More important, naturally, then and now, are the connections we maintain with experiences that we share with real live people. These connections are scattered throughout our lives and it is the ways in which they influence and inform each other that creates the richness and beauty of our existence. Let us look at a couple of relevant examples from material science. Yeah, I love it when I get to pull “relevant examples” from fields in which I have no training!


Consider glass blowing. I love glass art. But even more than the shimmering perfection of lead crystal, I am captured by the constructions of Dale Chihuly and others that feature swirls of colors blending like a frozen sunset or field of tulips. Those blended swirls of color are created, I understand, by a series of “gathers” wherein the artist repeatedly inserts the piece being created into the furnace and “gathers” multiple layers of glass of different colors onto the tube and blows and spins the piece out into the psychedelic constructs for which the art form is renowned. No single gather, no single experience or connection, can duplicate the depth and complexity of multiple gathers. [Editor’s aside: In the course of writing this post I came across a sort of tangentially related beautiful YouTube video that I simply must post https://youtu.be/PeMGRMwarKI.] 


Or consider the katana, the Japanese samurai sword. Or actually any finely crafted sword or knife. None of them are created by hammering a single thickness of steel into the shape of a blade. To simplify the process terribly, you keep folding the steel into layers that you reheat, reforge, and hammer together to create a sort of steel Big Mac - 2 all beef paddies, special sauce, lettuce, cheese, pickles onions on a sesame seed bun in steel - compressed over and over to create a blade of exceptional strength, flexibility and beauty. 

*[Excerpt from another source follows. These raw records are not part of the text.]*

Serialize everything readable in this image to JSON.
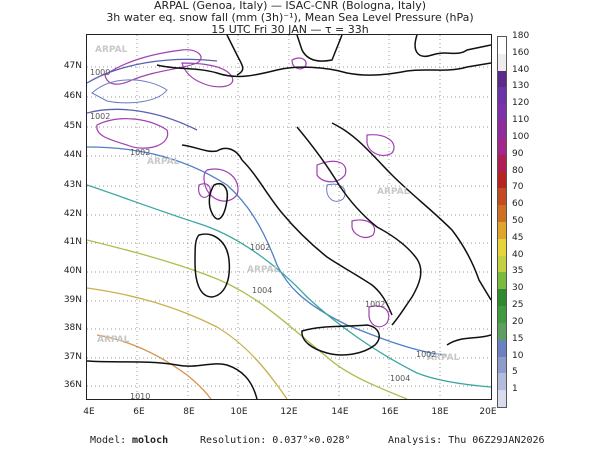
{
  "header": {
    "line1": "ARPAL (Genoa, Italy)  —  ISAC-CNR (Bologna, Italy)",
    "line2": "3h water eq. snow fall (mm (3h)⁻¹), Mean Sea Level Pressure (hPa)",
    "line3": "15 UTC Fri 30 JAN  —  τ = 33h"
  },
  "map": {
    "lat_labels": [
      "47N",
      "46N",
      "45N",
      "44N",
      "43N",
      "42N",
      "41N",
      "40N",
      "39N",
      "38N",
      "37N",
      "36N"
    ],
    "lon_labels": [
      "4E",
      "6E",
      "8E",
      "10E",
      "12E",
      "14E",
      "16E",
      "18E",
      "20E"
    ],
    "watermark": "ARPAL",
    "isobar_labels": [
      "1000",
      "1002",
      "1002",
      "1002",
      "1004",
      "1002",
      "1004",
      "1010",
      "1002"
    ],
    "colors": {
      "coastline": "#111111",
      "grid": "#9a9a9a",
      "snow_contour": "#a040b0"
    }
  },
  "colorbar": {
    "levels": [
      "1",
      "5",
      "10",
      "15",
      "20",
      "25",
      "30",
      "35",
      "40",
      "45",
      "50",
      "60",
      "70",
      "80",
      "90",
      "100",
      "110",
      "120",
      "130",
      "140",
      "160",
      "180"
    ],
    "colors": [
      "#d8dcec",
      "#b3bcdb",
      "#8e9ccb",
      "#6a82c0",
      "#5f9e63",
      "#3f9b3e",
      "#2f8a2f",
      "#7cba3e",
      "#c5cf42",
      "#e7d33b",
      "#e0a52c",
      "#cf6f22",
      "#c44a21",
      "#b7231f",
      "#b01e52",
      "#a4278b",
      "#8e2d9b",
      "#7d32a8",
      "#6b35a8",
      "#5b2b8c",
      "#ededed",
      "#ffffff"
    ]
  },
  "footer": {
    "model_label": "Model:",
    "model_value": "moloch",
    "resolution": "Resolution: 0.037°×0.028°",
    "analysis": "Analysis: Thu 06Z29JAN2026"
  }
}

Life is a lot like that. No one moment, no one experience, no one person or relationship is “all there is.” As Peggy Lee sang back in 1969, “If that’s all there is . . .Let’s keep dancing. Break out the booze.” But fortunately, as I just said, that is never all there is. There is always another existential “gather“ in the glass sculpture of our lives, another fold and reforge to give our living, evolving, katana greater strength, flexibility and beauty.

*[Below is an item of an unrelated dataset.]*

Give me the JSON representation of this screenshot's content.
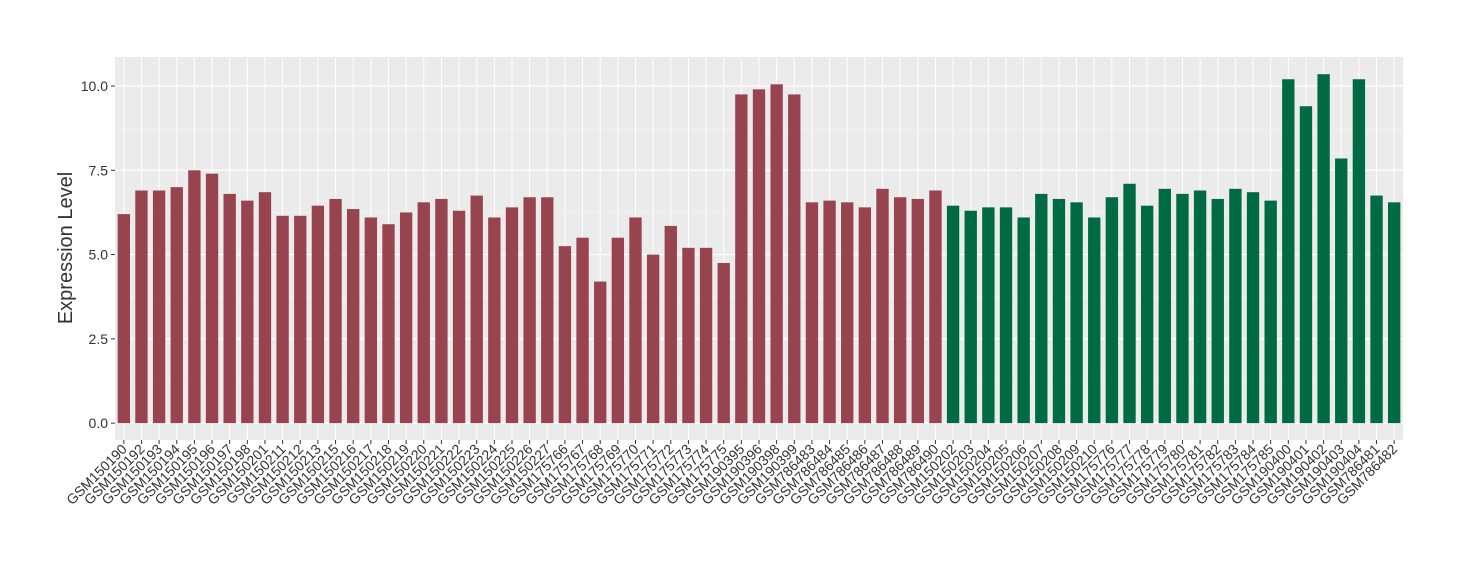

Thinking about the multiple layers created by the many experiences and connections in our lives makes me wonder about the possibility of existential wormholes. Quantum mechanics often raises the notion of physical wormholes in the universe, places where the universe folds back upon itself in a way that makes it possible to - in one small step for man (and woman) - sort of instantaneously slip across vast reaches of space and time, leaving the limiting notion of the speed of light tattered in our wake. Well, can we do the same thing in the multilayered construction of our existential experience? And is that the real nature of dreaming? Do those sometimes rather real, mundane even, nocturnal narratives spring from the same space as their frenetic, almost psychotic, hallucinatory cousins? And is that incubating space the folded, multi-gathered realm created by our ever evolving life experiences? I just finished my almost daily walk while listening to the Pandora channel “Hits of the 50s, 60s, and 70s” Oh my! What faces, places and memory traces inhabit that space. And can we wander around in that space via “dreamholes”? And then can we draw, paint, sing, compose, sculpt, choreograph, our memories of those voyages?  Whew. Maybe. There are, after all, “more things in heaven and earth, Horatio, than are dreamt of in your philosophy.”